10 najgorszych telefonów wszech czasów - miałeś któryś z nich?

10 najgorszych telefonów wszech czasów - miałeś któryś z nich?

14.07.2016 | aktual.: 29.12.2016 08:20

Na rynku pojawiało się wiele modeli telefonów, które wzbudzały zachwyt, a ich posiadanie nobilitowało właściciela. Którzy nie marzył o supercienkiej Motoroli Razr, Nokii 9000 Communicator, biznesowej Nokii 6310i albo Ericssonie K810i. Producenci obok kultowych modeli stworzyli jednak modele, których albo nikt nie chciał, albo posiadacze dostawali szaleństwa próbując z nich korzystać. Zobaczcie 10 najgorszy telefonów wszech czasów. Mieliście któryś z nich?

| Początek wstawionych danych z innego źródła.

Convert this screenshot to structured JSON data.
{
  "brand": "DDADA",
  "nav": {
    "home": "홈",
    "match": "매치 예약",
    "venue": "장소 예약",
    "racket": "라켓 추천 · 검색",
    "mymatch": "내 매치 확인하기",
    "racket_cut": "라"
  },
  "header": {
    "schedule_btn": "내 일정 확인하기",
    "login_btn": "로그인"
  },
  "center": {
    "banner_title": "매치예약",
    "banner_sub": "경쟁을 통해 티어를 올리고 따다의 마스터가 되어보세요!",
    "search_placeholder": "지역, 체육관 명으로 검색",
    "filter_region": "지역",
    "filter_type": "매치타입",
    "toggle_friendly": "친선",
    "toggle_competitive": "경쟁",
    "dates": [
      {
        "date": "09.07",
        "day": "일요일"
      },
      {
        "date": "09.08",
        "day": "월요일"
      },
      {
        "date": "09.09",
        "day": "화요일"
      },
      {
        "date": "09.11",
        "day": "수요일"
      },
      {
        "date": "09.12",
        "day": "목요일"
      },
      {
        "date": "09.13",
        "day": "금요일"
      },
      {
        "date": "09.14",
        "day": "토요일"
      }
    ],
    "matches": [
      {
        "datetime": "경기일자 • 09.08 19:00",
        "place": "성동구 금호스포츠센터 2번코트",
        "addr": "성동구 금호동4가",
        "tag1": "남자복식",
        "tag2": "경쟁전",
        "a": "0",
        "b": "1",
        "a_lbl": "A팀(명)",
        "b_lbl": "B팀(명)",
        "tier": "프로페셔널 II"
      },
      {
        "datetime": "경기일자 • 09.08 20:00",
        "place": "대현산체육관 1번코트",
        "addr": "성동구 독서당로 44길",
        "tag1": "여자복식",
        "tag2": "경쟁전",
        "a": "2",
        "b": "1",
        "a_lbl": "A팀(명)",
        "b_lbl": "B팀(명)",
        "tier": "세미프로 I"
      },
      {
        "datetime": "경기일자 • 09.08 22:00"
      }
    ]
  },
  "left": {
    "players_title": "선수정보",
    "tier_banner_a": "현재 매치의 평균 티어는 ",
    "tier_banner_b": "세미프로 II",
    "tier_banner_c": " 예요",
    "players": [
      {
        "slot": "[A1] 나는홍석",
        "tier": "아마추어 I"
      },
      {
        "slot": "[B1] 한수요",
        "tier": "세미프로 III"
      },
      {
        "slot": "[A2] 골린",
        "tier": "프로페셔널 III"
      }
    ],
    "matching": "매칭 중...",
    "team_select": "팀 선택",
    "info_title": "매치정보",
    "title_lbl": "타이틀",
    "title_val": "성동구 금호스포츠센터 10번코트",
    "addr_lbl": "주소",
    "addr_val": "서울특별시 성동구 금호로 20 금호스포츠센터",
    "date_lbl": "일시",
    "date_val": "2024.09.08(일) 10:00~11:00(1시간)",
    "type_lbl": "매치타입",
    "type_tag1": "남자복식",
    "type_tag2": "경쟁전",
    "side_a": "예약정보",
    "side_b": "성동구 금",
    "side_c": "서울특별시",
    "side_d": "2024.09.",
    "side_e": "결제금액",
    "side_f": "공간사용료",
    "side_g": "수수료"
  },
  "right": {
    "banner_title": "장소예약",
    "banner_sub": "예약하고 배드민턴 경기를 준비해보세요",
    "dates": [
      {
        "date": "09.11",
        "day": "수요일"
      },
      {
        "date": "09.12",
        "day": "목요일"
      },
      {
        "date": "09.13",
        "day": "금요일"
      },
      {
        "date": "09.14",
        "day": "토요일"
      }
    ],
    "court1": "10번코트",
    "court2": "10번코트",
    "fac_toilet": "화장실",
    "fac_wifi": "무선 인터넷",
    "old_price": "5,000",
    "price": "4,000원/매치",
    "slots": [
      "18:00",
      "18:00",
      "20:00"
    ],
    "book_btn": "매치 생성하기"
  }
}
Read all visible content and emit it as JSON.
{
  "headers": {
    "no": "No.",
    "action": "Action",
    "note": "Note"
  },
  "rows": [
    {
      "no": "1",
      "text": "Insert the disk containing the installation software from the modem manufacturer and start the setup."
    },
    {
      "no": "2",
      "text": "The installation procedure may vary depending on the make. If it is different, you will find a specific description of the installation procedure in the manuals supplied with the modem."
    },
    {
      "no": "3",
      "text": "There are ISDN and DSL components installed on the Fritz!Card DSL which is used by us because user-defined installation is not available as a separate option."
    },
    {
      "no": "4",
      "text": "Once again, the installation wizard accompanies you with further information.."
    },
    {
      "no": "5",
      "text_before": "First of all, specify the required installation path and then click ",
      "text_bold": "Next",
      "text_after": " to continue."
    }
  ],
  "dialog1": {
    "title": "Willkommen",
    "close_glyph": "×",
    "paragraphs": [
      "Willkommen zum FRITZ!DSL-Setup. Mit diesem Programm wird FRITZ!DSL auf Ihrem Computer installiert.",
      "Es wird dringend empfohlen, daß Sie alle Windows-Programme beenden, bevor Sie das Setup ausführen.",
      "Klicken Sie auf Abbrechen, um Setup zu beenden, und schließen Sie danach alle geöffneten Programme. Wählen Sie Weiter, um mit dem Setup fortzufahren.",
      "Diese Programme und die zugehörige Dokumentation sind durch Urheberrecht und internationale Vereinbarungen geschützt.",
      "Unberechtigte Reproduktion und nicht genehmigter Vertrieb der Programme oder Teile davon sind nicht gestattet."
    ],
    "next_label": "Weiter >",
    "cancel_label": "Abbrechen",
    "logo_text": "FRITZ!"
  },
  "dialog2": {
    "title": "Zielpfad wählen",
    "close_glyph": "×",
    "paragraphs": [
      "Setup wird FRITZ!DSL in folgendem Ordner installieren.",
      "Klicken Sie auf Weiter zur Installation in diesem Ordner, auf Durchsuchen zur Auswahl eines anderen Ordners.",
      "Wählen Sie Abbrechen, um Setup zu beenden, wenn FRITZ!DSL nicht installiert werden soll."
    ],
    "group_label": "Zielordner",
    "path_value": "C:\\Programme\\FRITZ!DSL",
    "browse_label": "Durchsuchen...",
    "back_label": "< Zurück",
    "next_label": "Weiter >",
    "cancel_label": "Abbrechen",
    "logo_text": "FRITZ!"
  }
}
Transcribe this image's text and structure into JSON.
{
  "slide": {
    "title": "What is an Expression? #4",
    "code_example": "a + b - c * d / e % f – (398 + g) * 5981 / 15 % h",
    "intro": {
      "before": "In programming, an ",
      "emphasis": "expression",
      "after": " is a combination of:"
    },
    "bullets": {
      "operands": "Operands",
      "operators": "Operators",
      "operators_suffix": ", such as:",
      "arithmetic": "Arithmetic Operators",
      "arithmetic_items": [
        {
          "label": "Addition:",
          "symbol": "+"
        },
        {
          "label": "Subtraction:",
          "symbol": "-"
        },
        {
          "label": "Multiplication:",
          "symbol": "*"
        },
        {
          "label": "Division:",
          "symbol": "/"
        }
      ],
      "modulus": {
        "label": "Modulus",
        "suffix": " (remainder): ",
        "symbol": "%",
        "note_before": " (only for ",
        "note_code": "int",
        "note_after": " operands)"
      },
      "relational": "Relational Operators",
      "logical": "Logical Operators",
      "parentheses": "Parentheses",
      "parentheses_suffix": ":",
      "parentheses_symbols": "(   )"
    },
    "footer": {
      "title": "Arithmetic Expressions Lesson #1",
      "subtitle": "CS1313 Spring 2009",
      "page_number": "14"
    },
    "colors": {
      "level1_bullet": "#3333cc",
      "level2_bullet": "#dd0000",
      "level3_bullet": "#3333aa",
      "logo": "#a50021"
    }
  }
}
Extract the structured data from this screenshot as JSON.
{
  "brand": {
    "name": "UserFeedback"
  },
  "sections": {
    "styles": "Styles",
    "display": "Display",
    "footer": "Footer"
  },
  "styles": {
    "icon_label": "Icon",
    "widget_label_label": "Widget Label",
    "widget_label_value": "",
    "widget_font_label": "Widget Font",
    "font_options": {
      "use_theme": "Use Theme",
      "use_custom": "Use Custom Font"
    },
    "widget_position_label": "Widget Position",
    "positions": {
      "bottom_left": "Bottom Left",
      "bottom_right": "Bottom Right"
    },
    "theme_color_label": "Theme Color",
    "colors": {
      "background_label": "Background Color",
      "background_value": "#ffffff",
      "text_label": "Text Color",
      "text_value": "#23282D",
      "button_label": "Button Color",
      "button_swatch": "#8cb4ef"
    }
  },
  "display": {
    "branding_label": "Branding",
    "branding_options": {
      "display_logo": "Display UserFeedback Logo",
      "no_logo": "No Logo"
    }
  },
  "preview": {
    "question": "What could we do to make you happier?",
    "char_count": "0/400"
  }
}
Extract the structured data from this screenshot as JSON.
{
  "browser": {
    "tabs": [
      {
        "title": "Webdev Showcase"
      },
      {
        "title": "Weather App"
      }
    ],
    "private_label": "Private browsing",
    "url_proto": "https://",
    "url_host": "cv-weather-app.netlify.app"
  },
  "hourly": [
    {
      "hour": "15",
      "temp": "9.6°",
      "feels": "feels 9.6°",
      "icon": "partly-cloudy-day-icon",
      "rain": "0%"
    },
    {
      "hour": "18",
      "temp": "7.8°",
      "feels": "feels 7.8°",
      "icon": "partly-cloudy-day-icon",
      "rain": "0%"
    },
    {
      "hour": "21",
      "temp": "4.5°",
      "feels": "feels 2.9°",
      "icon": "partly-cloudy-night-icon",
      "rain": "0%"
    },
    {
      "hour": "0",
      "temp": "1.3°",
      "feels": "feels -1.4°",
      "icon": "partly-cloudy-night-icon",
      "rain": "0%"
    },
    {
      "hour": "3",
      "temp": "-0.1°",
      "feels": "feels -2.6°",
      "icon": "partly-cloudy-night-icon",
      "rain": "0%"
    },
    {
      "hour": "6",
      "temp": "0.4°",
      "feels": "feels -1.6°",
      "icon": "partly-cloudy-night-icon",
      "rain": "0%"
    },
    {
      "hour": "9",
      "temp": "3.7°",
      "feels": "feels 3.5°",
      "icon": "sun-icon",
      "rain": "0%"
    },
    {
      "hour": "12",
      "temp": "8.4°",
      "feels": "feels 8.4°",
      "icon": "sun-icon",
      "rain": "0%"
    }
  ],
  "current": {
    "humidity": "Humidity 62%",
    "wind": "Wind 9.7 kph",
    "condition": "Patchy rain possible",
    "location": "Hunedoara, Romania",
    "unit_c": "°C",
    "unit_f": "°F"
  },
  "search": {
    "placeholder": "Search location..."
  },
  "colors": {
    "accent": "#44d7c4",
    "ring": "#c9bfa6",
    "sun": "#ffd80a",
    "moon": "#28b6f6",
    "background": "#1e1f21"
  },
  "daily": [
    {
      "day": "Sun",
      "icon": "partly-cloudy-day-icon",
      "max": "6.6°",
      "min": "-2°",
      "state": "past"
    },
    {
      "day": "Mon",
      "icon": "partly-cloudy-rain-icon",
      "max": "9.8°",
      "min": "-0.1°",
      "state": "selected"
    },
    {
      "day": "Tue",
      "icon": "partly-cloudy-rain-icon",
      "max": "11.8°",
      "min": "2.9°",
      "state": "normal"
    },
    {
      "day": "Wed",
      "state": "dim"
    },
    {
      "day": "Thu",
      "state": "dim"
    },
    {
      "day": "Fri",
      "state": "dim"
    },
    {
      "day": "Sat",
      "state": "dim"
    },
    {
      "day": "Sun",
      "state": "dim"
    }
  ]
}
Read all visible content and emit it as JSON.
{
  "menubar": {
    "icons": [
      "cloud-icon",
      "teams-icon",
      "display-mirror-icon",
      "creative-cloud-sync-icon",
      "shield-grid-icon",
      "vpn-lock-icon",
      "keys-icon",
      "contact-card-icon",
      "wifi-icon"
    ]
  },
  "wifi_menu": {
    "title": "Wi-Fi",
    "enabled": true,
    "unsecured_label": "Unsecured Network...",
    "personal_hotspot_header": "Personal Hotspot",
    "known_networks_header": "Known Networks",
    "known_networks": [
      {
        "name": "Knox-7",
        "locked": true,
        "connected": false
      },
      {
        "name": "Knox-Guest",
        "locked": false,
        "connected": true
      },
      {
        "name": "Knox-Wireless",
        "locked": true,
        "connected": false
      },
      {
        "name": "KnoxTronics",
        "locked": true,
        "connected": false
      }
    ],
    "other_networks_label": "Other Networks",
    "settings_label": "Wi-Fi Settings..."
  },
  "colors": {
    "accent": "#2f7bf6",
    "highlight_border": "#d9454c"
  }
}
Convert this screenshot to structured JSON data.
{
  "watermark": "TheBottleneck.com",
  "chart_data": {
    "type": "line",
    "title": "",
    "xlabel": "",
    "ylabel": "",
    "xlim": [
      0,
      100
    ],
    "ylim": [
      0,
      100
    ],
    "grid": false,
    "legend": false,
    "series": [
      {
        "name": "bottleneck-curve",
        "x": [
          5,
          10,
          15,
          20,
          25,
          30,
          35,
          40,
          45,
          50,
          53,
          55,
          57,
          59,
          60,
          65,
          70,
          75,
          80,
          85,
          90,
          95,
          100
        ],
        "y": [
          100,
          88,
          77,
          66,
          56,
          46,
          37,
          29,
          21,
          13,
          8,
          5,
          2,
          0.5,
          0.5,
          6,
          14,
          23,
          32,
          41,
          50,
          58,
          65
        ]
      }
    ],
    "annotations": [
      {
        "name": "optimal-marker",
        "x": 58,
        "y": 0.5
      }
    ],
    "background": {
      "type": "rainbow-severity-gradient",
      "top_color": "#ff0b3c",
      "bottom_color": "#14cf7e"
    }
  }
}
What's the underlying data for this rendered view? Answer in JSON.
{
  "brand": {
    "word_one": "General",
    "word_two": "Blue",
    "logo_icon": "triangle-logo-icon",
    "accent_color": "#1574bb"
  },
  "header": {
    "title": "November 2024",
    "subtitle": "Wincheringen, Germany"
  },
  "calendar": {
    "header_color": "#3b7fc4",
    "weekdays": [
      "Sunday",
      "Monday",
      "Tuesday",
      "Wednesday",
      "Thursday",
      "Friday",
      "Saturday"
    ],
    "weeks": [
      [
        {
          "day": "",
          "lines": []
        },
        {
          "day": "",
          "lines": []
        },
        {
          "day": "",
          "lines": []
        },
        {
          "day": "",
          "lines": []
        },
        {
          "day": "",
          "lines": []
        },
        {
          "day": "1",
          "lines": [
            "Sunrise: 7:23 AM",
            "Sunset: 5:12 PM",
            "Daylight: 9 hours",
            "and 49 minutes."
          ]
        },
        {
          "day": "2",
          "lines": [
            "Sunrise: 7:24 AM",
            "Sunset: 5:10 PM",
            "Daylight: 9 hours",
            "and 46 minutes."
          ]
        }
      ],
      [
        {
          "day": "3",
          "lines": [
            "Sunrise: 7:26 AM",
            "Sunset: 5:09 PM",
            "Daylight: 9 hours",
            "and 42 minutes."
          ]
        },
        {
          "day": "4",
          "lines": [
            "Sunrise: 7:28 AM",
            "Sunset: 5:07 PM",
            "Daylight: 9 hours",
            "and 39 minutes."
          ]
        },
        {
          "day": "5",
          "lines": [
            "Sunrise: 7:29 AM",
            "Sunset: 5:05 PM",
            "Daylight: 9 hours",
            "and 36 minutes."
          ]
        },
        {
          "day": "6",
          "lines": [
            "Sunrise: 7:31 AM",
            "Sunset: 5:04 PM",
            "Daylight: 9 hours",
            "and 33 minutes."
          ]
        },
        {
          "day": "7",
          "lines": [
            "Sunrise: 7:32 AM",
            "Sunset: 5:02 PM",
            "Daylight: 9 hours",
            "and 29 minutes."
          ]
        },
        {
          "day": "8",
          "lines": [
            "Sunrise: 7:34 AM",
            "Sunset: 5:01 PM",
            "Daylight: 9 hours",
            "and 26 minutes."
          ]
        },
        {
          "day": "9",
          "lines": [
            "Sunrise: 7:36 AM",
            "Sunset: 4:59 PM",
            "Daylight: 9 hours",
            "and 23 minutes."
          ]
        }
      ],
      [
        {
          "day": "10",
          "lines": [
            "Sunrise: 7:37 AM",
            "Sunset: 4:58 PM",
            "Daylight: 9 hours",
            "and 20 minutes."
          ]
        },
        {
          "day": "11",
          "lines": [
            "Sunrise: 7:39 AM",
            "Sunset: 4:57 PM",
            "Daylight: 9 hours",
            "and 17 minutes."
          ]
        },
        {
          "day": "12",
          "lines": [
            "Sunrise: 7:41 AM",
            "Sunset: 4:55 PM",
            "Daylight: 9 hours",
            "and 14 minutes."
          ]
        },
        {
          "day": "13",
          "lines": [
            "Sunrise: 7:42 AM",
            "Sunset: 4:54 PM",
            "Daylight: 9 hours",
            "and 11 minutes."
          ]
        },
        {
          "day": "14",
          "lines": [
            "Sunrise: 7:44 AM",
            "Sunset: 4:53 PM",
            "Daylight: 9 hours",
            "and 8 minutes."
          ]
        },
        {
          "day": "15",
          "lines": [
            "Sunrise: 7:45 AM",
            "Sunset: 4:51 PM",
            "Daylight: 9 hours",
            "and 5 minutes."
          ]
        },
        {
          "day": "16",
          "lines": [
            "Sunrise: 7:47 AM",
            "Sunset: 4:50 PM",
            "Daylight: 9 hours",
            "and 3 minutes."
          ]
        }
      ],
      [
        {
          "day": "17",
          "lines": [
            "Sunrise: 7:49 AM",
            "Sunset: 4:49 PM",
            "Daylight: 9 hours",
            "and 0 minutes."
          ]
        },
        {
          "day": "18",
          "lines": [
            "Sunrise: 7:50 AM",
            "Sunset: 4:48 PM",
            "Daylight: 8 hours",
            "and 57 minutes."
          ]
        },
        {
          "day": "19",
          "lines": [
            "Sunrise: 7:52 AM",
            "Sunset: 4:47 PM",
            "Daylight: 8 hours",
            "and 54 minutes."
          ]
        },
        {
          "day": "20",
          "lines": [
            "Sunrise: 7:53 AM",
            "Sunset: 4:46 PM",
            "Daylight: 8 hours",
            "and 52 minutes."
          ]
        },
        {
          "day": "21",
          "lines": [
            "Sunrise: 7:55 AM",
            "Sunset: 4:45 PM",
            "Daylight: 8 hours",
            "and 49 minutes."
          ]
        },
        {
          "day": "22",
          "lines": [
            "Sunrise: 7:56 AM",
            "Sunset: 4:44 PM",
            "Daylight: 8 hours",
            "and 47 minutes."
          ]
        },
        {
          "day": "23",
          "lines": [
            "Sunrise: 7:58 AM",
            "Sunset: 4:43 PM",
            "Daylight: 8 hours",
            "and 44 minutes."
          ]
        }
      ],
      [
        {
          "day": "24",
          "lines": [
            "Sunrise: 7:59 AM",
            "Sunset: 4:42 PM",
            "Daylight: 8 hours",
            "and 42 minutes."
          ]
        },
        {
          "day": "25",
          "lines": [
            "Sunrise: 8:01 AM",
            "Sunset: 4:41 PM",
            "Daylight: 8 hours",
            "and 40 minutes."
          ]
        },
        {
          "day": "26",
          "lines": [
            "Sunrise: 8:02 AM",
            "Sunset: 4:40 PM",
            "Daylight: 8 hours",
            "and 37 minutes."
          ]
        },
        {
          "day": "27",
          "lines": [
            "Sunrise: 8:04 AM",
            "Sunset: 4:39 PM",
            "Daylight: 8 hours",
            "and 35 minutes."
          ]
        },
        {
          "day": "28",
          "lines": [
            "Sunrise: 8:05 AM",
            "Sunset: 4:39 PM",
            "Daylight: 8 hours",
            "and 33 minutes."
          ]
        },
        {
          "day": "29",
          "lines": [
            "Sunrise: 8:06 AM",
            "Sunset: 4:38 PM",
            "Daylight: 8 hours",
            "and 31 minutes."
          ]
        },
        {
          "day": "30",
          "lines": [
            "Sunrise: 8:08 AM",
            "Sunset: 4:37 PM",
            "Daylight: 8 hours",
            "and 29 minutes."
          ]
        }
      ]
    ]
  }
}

Punkt obowiązkowy takiego zestawienia, załatwmy go więc już na samym początku. Chyba największa pomyłka w historii Nokii. Komórkowy gigant wprawdzie dobrze przewidział popularność grania na komórkach, ale urządzenie, które stworzył, nie miało żadnych szans z Game Boyem Advance Nintendo. Chyba dlatego, że Finowie niepotrzebnie kopiowali rozwiązania od lat przyjęte na rynku konsol przenośnych, wymagając kupowania gier na kartridżach. Nieoczekiwanie cztery lata później to Apple, który początkowo nie chciał mieć z elektroniczną rozrywką nic wspólnego, pokazał, jak należało do tego podejść. Maksymalnie upraszczając kupowanie nowych tytułów za pośrednictwem sklepu App Store. Od tego czasu rynek gier na komórkach kwitnie, a Nokia jest już tylko marnym cieniem swojej dawnej chwały.

1 / 9

Nokia 7600

Obraz
Materiały prasowe

A skoro już o pomyłkach Nokii mowa - kilka tygodni po premierze Nokii N-Gage, w listopadzie 2003 roku, na rynek trafił jeszcze jeden fantazyjny model tego producenta, oznaczony 7600. Ten nie starał się wprawdzie być niczym więcej niż telefonem, robił za to wszystko, by tradycyjnego urządzenia tego typu nie przypominać. Aż do przesady. Kształt, który w opinii producenta zapewne nadawał temu modelowi wyjątkowości, tylko utrudniał codzienne korzystanie. Pisanie SMS-ów czy używanie najprostszych funkcji menu wymagało używania obu rąk. Być może, gdyby w 2003 roku byli już hipsterzy, ten model stałby się w pewnych kręgach kultowy, a tak - spotkała go zasłużona rynkowa klęska.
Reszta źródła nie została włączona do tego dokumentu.